7. The actuator as claimed in one of the preceding claims, wherein the means for generating a magnetic field are in the form of a solenoid coil (5), and the magnetostrictive layer (4) forms the coil core (2).

8. The actuator as claimed in one of the preceding claims, wherein the means for generating a magnetic field are in the form of a toroidal meandering coil, and the magnetostrictive layer (4) forms the coil core (5′).

9. The actuator as claimed in one of claims 7 and 8, wherein a coil winding and the coil core (5, 5′) have an electrically insulating layer provided between them.

10. The actuator as claimed in one of the preceding claims, wherein the magnetostrictive layer (4) at least partially covers the at least two suspensions (7) of the self-supporting structure.

11. The actuator as claimed in one of the preceding claims, wherein the support layer is between 0.5 and 2 μm thick.

12. A method for producing an acoustic actuator, involving:

a) a support layer (3) being produced;

b) support layer material being removed in order to define [in the area of the support layer] a self-supporting structure (1) which is connected to the support layer by means of at least two suspensions (7);

c) a magnetostrictive layer (4) being put on which is put at least partially on the support layer (3) and is provided at least partially on the self-supporting structure (1); and

d) means (2; 5) for generating a magnetic field in the magnetostrictive layer being provided.

13. The method as claimed in claim 12, wherein the support layer comprises silicon dioxide and is produced by oxidizing the surface of a silicon substrate.

14. The method as claimed in one of claims 12 and 13, wherein the self-supporting structure (1) is produced by chemical etching in the support layer.
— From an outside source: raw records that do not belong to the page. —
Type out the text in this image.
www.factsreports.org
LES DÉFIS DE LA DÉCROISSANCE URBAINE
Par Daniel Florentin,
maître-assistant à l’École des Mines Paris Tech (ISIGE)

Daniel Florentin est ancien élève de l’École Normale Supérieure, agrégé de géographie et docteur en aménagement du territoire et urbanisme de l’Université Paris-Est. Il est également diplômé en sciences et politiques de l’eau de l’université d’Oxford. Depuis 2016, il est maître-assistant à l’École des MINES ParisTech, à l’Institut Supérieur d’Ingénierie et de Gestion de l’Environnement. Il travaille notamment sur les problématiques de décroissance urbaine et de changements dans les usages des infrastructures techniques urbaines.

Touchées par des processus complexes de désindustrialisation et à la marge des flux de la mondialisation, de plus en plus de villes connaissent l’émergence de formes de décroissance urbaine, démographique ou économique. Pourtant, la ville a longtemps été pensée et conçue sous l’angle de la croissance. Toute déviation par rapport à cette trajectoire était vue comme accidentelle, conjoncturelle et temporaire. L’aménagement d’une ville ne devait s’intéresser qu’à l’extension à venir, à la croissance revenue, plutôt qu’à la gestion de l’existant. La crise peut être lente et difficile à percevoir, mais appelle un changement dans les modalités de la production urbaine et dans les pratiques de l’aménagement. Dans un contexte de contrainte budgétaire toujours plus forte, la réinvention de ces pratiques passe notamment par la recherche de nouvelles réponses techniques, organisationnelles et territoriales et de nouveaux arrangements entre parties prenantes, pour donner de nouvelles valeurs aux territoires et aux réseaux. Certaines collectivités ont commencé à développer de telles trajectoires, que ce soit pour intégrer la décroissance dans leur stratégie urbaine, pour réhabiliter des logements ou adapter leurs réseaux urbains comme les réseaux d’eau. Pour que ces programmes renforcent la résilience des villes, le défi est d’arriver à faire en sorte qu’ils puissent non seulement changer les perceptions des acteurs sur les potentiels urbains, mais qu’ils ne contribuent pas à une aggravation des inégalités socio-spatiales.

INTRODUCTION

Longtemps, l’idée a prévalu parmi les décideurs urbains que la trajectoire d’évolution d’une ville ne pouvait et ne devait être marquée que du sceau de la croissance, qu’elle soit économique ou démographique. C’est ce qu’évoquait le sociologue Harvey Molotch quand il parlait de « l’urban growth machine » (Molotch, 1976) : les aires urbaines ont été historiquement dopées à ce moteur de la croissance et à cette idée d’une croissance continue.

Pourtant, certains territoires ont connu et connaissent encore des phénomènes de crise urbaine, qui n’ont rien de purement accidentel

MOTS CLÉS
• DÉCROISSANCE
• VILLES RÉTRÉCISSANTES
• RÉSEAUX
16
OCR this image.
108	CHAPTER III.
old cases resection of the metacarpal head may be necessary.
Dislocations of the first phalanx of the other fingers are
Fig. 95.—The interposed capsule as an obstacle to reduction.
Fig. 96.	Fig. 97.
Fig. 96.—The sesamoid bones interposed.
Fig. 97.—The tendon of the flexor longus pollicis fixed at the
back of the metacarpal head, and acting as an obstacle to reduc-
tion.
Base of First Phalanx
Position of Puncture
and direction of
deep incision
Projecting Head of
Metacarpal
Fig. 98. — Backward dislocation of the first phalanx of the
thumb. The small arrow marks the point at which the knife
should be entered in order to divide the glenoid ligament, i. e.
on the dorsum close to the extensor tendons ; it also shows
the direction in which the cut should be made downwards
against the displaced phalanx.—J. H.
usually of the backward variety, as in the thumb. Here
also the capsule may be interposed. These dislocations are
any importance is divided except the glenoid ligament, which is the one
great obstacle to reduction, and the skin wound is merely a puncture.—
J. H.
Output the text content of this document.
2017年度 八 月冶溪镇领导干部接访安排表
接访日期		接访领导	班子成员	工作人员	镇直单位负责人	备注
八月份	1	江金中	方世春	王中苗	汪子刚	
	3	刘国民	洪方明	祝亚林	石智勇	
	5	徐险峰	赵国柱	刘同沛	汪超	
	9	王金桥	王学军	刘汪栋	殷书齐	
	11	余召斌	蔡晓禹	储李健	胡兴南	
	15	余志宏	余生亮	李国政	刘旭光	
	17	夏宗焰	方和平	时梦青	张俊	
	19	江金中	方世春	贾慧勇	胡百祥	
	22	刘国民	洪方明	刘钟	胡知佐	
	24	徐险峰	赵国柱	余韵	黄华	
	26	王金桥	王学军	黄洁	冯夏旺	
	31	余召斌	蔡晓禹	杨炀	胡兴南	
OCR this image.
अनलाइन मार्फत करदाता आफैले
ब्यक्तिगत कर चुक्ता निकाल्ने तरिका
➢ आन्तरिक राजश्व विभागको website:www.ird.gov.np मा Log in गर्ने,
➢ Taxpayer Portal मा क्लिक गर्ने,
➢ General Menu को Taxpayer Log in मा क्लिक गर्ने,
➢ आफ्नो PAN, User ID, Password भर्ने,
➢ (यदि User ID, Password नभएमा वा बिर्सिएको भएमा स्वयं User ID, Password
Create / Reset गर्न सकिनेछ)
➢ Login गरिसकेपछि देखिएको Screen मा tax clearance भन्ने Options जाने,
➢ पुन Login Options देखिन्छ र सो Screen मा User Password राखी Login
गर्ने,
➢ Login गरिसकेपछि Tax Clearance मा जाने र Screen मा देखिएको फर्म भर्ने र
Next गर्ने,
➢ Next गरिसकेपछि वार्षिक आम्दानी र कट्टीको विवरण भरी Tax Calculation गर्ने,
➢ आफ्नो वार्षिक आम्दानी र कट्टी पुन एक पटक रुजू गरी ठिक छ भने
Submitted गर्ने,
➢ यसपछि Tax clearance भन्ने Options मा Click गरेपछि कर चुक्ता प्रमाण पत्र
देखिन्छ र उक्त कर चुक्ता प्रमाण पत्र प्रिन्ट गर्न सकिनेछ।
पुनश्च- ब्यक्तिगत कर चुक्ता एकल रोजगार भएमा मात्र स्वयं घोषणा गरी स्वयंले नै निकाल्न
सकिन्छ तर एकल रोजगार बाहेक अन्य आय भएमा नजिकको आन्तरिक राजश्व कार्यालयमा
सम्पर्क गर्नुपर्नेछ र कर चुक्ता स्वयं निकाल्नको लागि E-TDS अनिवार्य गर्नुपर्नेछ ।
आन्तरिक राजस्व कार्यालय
15. The method as claimed in one of claims 12 and 13, wherein the self-supporting structure (1) is produced by micromechanical processing in the support layer.

16. The method as claimed in one of claims 12 to 15, wherein the support material is removed only after the magnetostrictive layer has been put on.

17. The method as claimed in one of claims 12 to 16, wherein the magnetostrictive layer is deposited on the support layer by a vacuum method.

18. The method as claimed in one of claims 12 to 17, wherein the means (2; 5) for generating a magnetic field are provided in the form of a solenoid coil.

19. The method as claimed in claim 18, wherein the provision of the solenoid coil involves:

e) a plurality of first interconnects (8) being put on the support layer (3);

f) the magnetostrictive layer (4) being put at least partially on the support layer (3) and at least partially over the first interconnects in order to define a coil core (5); and

g) a plurality of second interconnects (9) being put on in order to define, together with the first interconnects, coil windings (2) for the solenoid coil.

20. The method as claimed in claim 19, wherein the first (8) and second (9) interconnects and the magnetostrictive layer (4) have an electrically insulating material put on between them.

21. The method as claimed in one of claims 12 to 20, wherein the magnetostrictive layer is exposed to a magnetic field while being put on or after being put on, in order to produce magnetic anisotropy in the magnetostrictive layer.